Clapp L H
Rayne Institute, St Thomas's Hospital, London, UK.
Cardiovasc Res. 1995 Sep;30(3):460-8.
Although the existence of ATP-sensitive K+ (KATP) channels in vascular muscle is widely accepted, there appears to be little consensus as to what the primary regulator of these channels is under physiological or pathophysiological conditions. Recent evidence has suggested that nucleotide diphosphates (NDPs) may play a more important role than ATP. However, since the properties of vascular KATP channels are quite diverse, and the effects of these nucleotides are poorly understood, the aim of this study was to test the hypothesis that intracellular ATP can regulate whole-cell KATP current (IK,ATP) in the absence of NDPs.
Single cells were isolated from rabbit main pulmonary artery by enzymatic treatment with papain. Whole-cell patch clamp experiments were performed in cells dialysed with different nucleotides. The effect of the KATP channel activator, levcromakalim (10 microM), was investigated at a holding potential of -60 mV. The contribution of IK,ATP to the holding current was defined as the current which was blocked by glibenclamide following washout of levcromakalim.
Lowering the intracellular ATP concentration ([ATP]i) from 1 to 0.1 mM, in the presence or absence of GTP, enhanced the levcromakalim-induced current (Ilev) by approximately 2.5 fold and increased a glibenclamide-sensitive background K+ current (Iglib). However, Iglib was larger with GTP and the total glibenclamide-sensitive current (Ilev+Iglib) increased with time. Significant activation of Iglib failed to occur when the pipette contained no nucleotides and the responses to levcromakalim were generally much smaller than seen with ATP. GDP (0.5 mM), in the absence of pipette ATP, activated a large background K+ current which had similar properties to Ilev. Consistent with this was the observation that Ilev became substantially reduced in the presence of GDP, presumably because a significant amount of IK,ATP was already activated.

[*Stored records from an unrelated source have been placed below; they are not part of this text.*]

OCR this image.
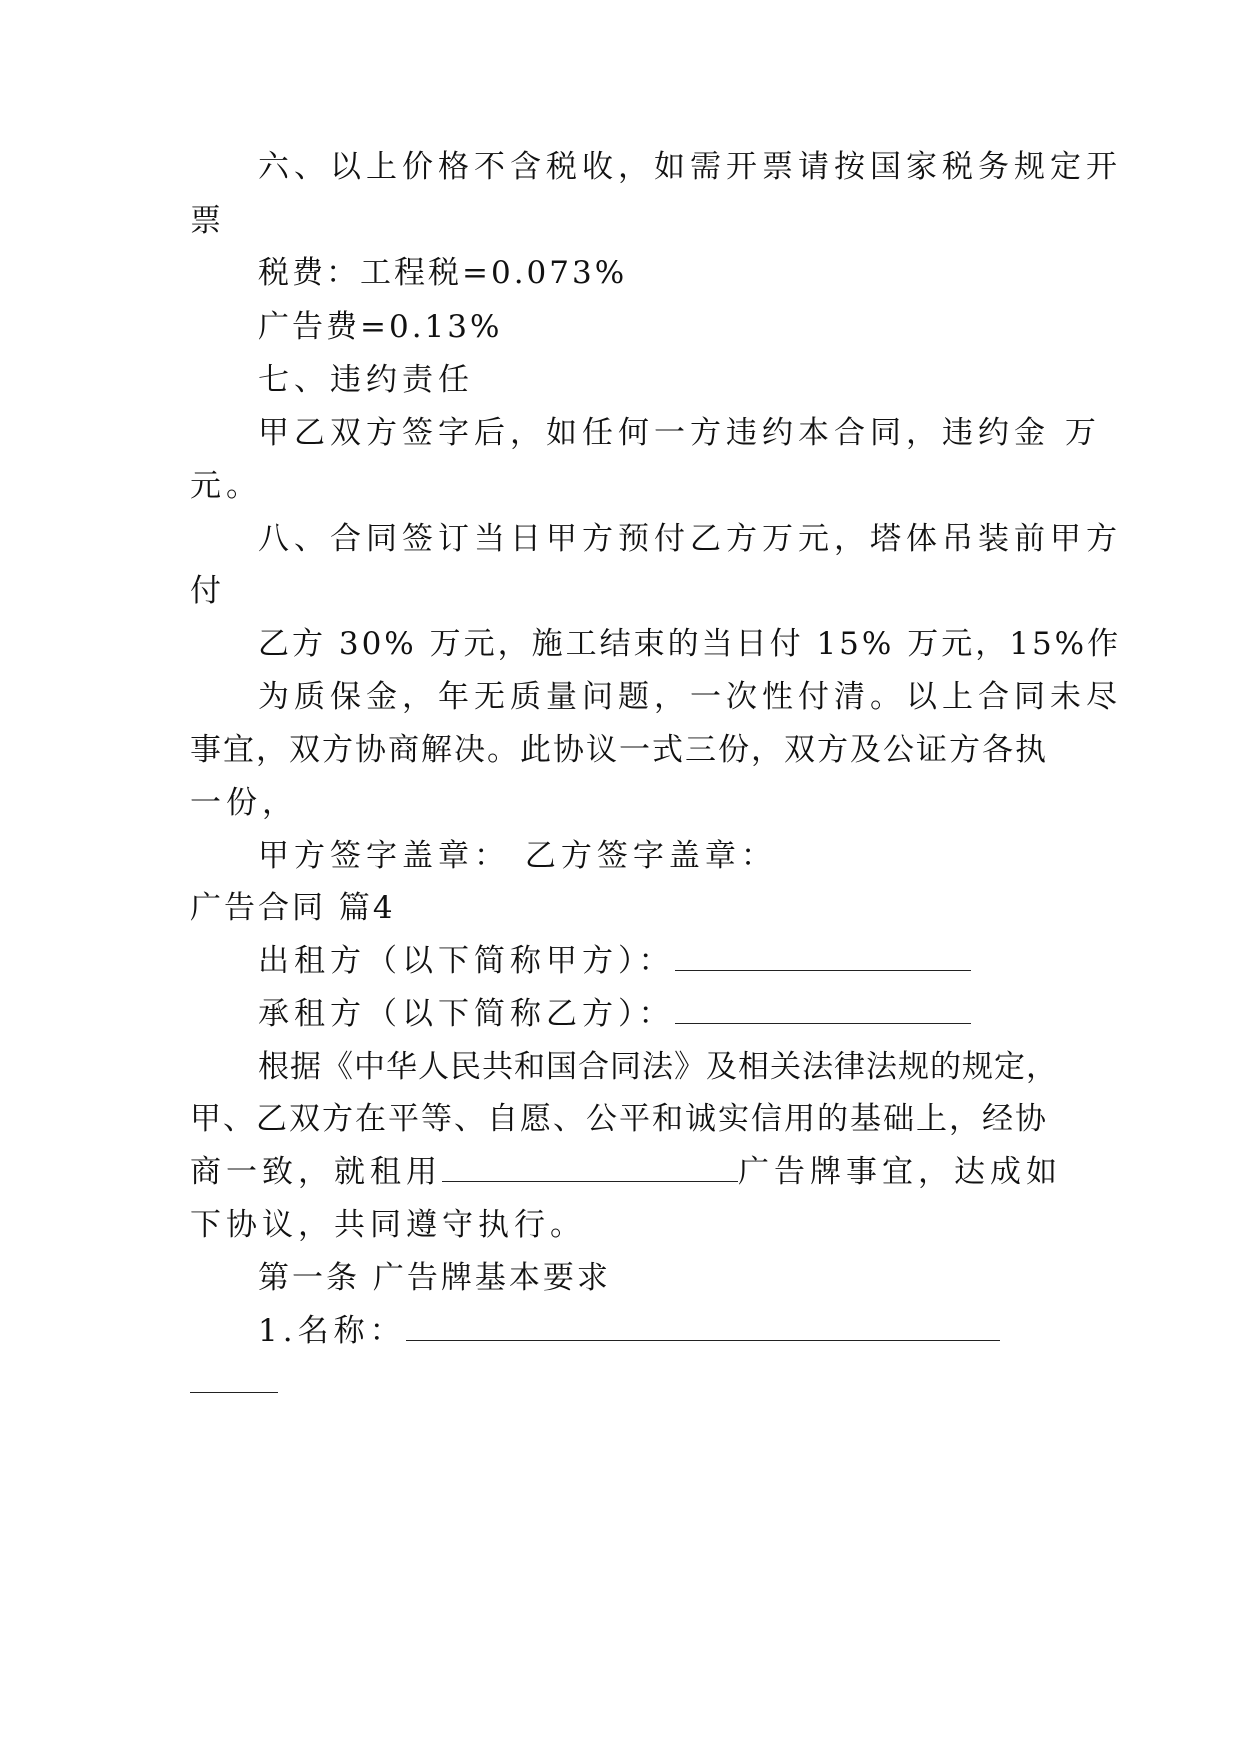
六、以上价格不含税收，如需开票请按国家税务规定开
票
税费：工程税=0.073%
广告费=0.13%
七、违约责任
甲乙双方签字后，如任何一方违约本合同，违约金 万
元。
八、合同签订当日甲方预付乙方万元，塔体吊装前甲方
付
乙方 30% 万元，施工结束的当日付 15% 万元，15%作
为质保金，年无质量问题，一次性付清。以上合同未尽
事宜，双方协商解决。此协议一式三份，双方及公证方各执
一份，
甲方签字盖章： 乙方签字盖章：
广告合同 篇4
出租方（以下简称甲方）：
承租方（以下简称乙方）：
根据《中华人民共和国合同法》及相关法律法规的规定，
甲、乙双方在平等、自愿、公平和诚实信用的基础上，经协
商一致，就租用	广告牌事宜，达成如
下协议，共同遵守执行。
第一条 广告牌基本要求
1.名称：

The response to levcromakalim in isolated cells from pulmonary artery was, as expected for an agent activating KATP channels, modulated by changes in the pipette [ATP]. This effect was not dependent on the presence of other pipette nucleotides, although the possibility cannot be excluded that metabolites from the cellular breakdown of ATP are essential for normal channel regulation. GDP could also activate IK,ATP under conditions where the channel is probably in a low phosphorylation state. The time-dependent effects of GTP require further work to determine the precise mechanism, but may suggest that GTP and/or G-proteins are involved in the regulation of KATP channels.
尽管血管平滑肌中存在ATP敏感性钾(KATP)通道已被广泛认可,但对于这些通道在生理或病理生理条件下的主要调节因子是什么,似乎尚未达成共识。最近的证据表明,核苷二磷酸(NDPs)可能比ATP发挥更重要的作用。然而,由于血管KATP通道的特性差异很大,且对这些核苷酸的作用了解甚少,本研究的目的是检验在不存在NDPs的情况下,细胞内ATP能否调节全细胞KATP电流(IK,ATP)这一假设。
用木瓜蛋白酶酶解处理从兔主肺动脉分离单个细胞。在用不同核苷酸透析的细胞中进行全细胞膜片钳实验。在-60 mV的钳制电位下研究KATP通道激活剂左卡尼汀(10 μM)的作用。IK,ATP对钳制电流的贡献定义为在洗脱左卡尼汀后被格列本脲阻断的电流。
在存在或不存在GTP的情况下,将细胞内ATP浓度([ATP]i)从1 mM降至0.1 mM,可使左卡尼汀诱导的电流(Ilev)增强约2.5倍,并增加格列本脲敏感的背景钾电流(Iglib)。然而,GTP存在时Iglib更大,且总的格列本脲敏感电流(Ilev+Iglib)随时间增加。当移液管中不含核苷酸时,Iglib未出现明显激活,且对左卡尼汀的反应通常比ATP存在时小得多。在移液管中无ATP的情况下,GDP(0.5 mM)激活了一种与Ilev性质相似的大的背景钾电流。与此一致的是,在GDP存在时Ilev显著降低,推测是因为大量的IK,ATP已被激活。
正如激活KATP通道的药物所预期的那样,肺动脉分离细胞对左卡尼汀的反应受移液管[ATP]变化的调节。这种效应不依赖于移液管中其他核苷酸的存在,尽管不能排除ATP细胞分解代谢产物对正常通道调节至关重要的可能性。在通道可能处于低磷酸化状态的条件下,GDP也可激活IK,ATP。GTP的时间依赖性效应需要进一步研究以确定确切机制,但可能提示GTP和/或G蛋白参与KATP通道的调节。